Something from the Vault: Volume #5
While living in Oaxaca for four months during the spring of 2008, I focused a good bit of my free time on travel writing. Reading over the essays from my stay in Oaxaca revealed the philosophical questions I grappled with during that era, similar discussions which I continue to engage with today. I revised this piece to my current style while trying to maintain my thought process from four years ago. Enjoy!
When the claws of the chicken carcass caught my shirt, I realized that I was no longer wandering around my American grocers: Vons or Trader Joes or Whole Foods. Despite all attempts to avoid the sharp little nails in the tight walkway of Oaxaca’s Mercado Abastos, sometimes you just can’t escape an intimate chicken encounter. As I unhooked the poultry from my clothing, I looked around to see if other shoppers caught my foolish act.
But the chaos of the market distracted even the most aware shoppers. I was safe. Left alone in my tangled troubles, I returned the chicken to the stack of its friends, and smiled. After nearly two weeks in Mexico, I finally arrived at the full awareness that my travels had led me to a new time and space, a place of complete unfamiliarity. Following days, or even weeks of traveling, we sometimes continue to walk in that holiday daze, never entirely conceiving of our new environment as new. But I could not escape those claws and their veiny rawness, limp and lifeless, a neon sign welcoming me to a whole a new world.

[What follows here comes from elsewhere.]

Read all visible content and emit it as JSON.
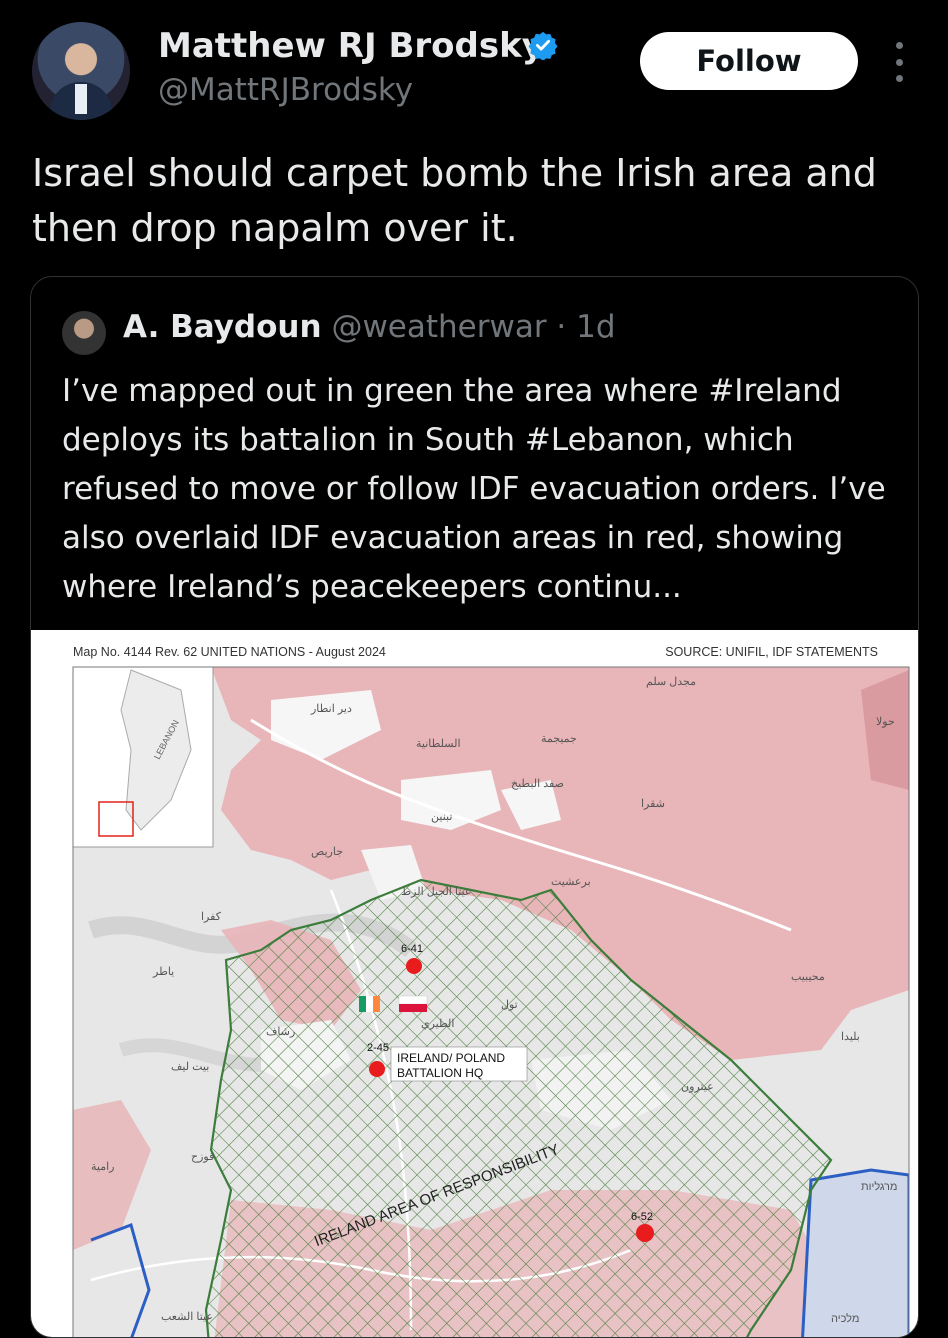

I walked beyond the butcher area and heard the soundtrack of Jurassic Park blasting from a vendor selling pirated C.D.s. As I ducked under some low hanging clothes of another stall, the music shifted to a recorded mariachi band, that stereotypical sound which Americans associate with Mexican food and our misconceived notions of Cinco de Mayo. And moments later the soundtrack changed once again, flowing into the sinking notes of a Peruvian flute and an old acoustic guitar. The songs re-welcomed me to the labyrinthian land of the market. I began observing everything with fresh senses, sights and sounds and smells no longer dulled by the original daze.
I soon stumbled upon the central area where several restaurants inside the market served up local delicacies of Tamales Oaxaquenos and fried grasshopper enchiladas, savory mole and steaming chocolate con leche (no ordinary mug of campfire hot cocoa). Stopping for a moment, I enjoyed a few delights, finding refuse in careful bites of food amongst the madness of the market hustle happening all around me.

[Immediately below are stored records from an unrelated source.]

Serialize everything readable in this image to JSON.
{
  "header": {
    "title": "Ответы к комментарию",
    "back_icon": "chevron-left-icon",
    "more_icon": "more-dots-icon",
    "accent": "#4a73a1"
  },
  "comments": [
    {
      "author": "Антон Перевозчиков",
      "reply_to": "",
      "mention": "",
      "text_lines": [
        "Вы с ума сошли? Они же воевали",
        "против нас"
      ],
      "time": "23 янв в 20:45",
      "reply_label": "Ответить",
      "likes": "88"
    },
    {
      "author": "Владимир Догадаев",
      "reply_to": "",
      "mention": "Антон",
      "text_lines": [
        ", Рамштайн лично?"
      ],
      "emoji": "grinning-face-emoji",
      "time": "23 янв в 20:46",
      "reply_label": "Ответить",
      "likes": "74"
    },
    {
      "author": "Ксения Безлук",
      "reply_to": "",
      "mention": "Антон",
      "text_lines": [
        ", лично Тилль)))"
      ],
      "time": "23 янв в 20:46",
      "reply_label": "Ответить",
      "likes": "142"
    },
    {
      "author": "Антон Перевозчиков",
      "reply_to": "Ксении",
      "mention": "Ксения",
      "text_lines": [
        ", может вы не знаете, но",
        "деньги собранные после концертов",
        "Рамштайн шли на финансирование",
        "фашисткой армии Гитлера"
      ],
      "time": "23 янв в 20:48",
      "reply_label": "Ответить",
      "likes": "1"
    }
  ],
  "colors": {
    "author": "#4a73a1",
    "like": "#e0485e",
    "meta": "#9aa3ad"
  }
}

After returning to the labyrinth of vendors, I observed rows upon rows of kitchen supplies and woven grass mats stacked high, green pottery, black pottery, and some blue pottery too, sacks stuffed full of adobe, pasilla, and habanero chilies, peanuts and almonds, zapotec women selling bulbs of onions and cloves of garlic in-between the already tightly situated stalls, and yet others hocking fresh maize tortillas and fried fish. Then came the pig guts and cow tongues, rolls of yarn and rolls of a local string cheese, even rolls of intestines, and every fruit and vegetable grown in the local farms. Then the hammers and ladders and tools of all shapes, sizes, uses, and styles. Anything, really anything I could possibly want, passed through my vision.

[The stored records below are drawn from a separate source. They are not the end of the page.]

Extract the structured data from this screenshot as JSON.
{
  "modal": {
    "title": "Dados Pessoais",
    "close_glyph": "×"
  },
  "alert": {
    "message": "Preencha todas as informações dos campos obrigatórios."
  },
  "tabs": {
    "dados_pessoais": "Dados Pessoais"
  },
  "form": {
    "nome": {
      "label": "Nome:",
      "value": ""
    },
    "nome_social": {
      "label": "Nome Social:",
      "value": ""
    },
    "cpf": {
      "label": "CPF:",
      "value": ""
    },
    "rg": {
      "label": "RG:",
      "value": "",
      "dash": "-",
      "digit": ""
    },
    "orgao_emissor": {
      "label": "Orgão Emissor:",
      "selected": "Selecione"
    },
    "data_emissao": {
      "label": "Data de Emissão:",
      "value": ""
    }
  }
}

An understanding of time vanished, as did my sense of orientation to the city of Oaxaca outside the market boundaries. Like the architects of Las Vegas casinos, the market designers, (whether intentionally or accidentally), created a space where shoppers could easily lose themselves in the capitalist habit of spending money, or more appropriate to this venue, the need to spend money for survival. Of course, locals walked with direction, surely able to find their way out with ease.
As I wandered deeper into the labyrinth, I considered the comparison to a different modern day phenomenon: Super WalMart, the cousin to the Mercado Abastos, and its antithesis. With repetition and careful organization, Super WalMart, for better or worse, is the modern day market place. Instead of chaotically stumbling onto new items and new styles of food, or being caught by chicken claws, WalMart has eased the stress of the shopper by laying out every store in exactly the same pattern. You try on jeans in the clothing section, buy peanuts in the nut aisle, and pick out your steak from neat cellophane packages. The buyer burdens no risk of mistaking hard boiled eggs in the deli section for pickled pigs feet in jars of marinating juices.
While vendors in the Abastos call out the prices of their items, bartering with every shopper and competing with their neighbor for the sell, WalMart provides men and women in blue vests to greet you at the doorway with a friendly smile, to offer a price quote of any item to ensure that you’re getting the best deal at the best price, and to carry your bags to your Subaru in the parking lot. And these blue-vested assistants don’t have to worry about family lineages of who owns what stand, they all work as a team. The blue-vested workers sign guaranteed, fortified contracts, offering minimum wage and benefit-free hour-by-smiling-hour compensation.
A WalMart shopper also doesn’t need to worry about facing signs of humanity’s struggle to live: a starving child frothing at the mouth while trying to stomach a bread roll, a toothless old man trying to sell his last woven rug, a young boy reaching up for his father’s hand so as not to be lost in the crowd, the laughter of two friends as they tell stories at the taco stand, a woman carrying her child as she picks out the two or three items for that day’s comida which she can barely afford for her family. The WalMart paradigm robs us of encountering our own life blood; it distances us from the human condition, (or does it?).
But the Mercado Abasto’s labyrinth eventually guides you to these moments of humanity, for such visions are inescapable. Even amongst the growing list of materiality, possessions and stuff and things that we don’t need as we walk the market, the essence of life appears. The grasp of the chicken reminds our slumbering thoughts that humanity struggles and thrives not just on the corner at the end of our block, but everywhere.